Last season, trials at Hutchinsons’ regional technical centre at Banbury showed the TO spray with Scyon had an unusually influential impact. “We don’t normally expect a yield response from a fungicide at TO, but it was a demo site rather than a replicated trial,” adds Dick.

So how long will the effects of Scyon last? That’s something else Hutchinsons has looked at in its trials and has come to the conclusion that Scyon only requires one application. “You can’t switch plant defences on twice. There’s also no benefit from altering the rate from the recommended 1.0l/ha,” he says.

“I’d still use folpet at T1 and 2 as there’s growing evidence that you need those two 1.0 l/ha applications as the benefit builds through the season.”

In theory because Scyon boosts the plant’s natural defences, it should help disease management on any crop, says Dick. “We’ve very much concentrated on Septoria management in trials but we’re also seeing an impact on other disease development, including mildew, yellow and brown rusts.”
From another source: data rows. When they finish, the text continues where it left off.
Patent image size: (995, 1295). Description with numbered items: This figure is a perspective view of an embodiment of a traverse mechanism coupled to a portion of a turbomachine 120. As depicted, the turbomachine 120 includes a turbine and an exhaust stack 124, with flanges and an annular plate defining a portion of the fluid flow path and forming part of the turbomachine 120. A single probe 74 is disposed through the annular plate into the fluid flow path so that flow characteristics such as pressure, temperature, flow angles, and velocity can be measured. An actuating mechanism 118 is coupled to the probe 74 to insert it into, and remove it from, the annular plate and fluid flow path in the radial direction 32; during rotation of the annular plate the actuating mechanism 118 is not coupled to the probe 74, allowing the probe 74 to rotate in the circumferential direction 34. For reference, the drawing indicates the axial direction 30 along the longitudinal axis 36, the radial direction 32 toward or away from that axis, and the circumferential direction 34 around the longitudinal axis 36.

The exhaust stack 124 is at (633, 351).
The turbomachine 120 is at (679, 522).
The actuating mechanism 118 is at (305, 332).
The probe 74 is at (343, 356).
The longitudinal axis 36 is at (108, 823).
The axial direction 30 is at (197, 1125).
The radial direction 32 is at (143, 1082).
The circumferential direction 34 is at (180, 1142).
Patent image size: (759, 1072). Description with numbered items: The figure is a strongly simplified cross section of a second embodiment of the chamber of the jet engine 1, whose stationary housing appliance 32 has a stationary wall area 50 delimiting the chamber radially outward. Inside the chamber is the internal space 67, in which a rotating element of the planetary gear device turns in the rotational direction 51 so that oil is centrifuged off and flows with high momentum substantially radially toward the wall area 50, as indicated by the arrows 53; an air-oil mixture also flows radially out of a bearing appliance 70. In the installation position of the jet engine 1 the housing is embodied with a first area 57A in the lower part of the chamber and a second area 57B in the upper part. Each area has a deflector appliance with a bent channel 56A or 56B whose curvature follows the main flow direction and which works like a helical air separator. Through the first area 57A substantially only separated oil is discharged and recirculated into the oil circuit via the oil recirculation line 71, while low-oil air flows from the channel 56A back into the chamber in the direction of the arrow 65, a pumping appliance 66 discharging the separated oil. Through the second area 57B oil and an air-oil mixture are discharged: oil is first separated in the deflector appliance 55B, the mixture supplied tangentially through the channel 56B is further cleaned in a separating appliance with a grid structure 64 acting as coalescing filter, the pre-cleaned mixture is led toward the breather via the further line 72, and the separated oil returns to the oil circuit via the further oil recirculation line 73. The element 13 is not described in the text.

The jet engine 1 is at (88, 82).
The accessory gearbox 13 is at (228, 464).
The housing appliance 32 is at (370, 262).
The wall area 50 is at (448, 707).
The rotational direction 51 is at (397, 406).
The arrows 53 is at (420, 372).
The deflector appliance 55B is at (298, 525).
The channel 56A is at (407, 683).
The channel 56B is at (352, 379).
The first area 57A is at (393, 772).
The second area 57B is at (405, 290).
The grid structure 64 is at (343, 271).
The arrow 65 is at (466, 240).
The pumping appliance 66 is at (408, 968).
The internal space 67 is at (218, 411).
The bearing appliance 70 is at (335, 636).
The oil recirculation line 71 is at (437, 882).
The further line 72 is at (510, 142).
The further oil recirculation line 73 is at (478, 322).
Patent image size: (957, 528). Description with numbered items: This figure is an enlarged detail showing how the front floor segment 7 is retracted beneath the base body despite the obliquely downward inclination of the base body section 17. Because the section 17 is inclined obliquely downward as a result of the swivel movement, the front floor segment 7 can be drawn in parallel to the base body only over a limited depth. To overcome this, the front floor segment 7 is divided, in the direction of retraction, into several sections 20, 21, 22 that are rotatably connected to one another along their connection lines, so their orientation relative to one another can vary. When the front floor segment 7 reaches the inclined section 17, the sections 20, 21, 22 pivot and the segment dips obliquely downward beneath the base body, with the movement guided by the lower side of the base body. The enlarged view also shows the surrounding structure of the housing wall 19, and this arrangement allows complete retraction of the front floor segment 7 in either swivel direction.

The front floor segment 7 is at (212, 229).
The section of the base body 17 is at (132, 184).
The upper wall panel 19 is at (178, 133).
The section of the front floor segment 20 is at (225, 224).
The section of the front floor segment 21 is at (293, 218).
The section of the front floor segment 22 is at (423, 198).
When used with folpet, Scyon looks like a useful addition to programmes targeting ramularia in barley crops, he adds.

Hutchinsons has also studied the nutrient balancing effects of Scyon in studies at the University of Nottingham and in the field.

“We certainly see a measurable difference in nutrient uptake where Scyon is applied. In a hydroponic trial at Nottingham, we saw increases in uptake of up to 25% for all nutrients, with the exception of molybdenum.”

Summing up, Dick says Scyon isn’t another chlorothalonil, but that’s gone. Instead he believes it’s time to think differently and, in his book, Scyon has proven itself to be as effective as folpet at managing disease, but with the added advantage of being a biostimulant.

So, by increasing nutrient-use efficiency and increasing chlorophyll-which makes crops greener and boosts photosynthesis-that’s added value at a cost which isn’t budget busting, he says.

Dick Neale says Scyon is being used to help control disease but in a different way to a fungicide, so it requires an alternative way of thinking about disease control.”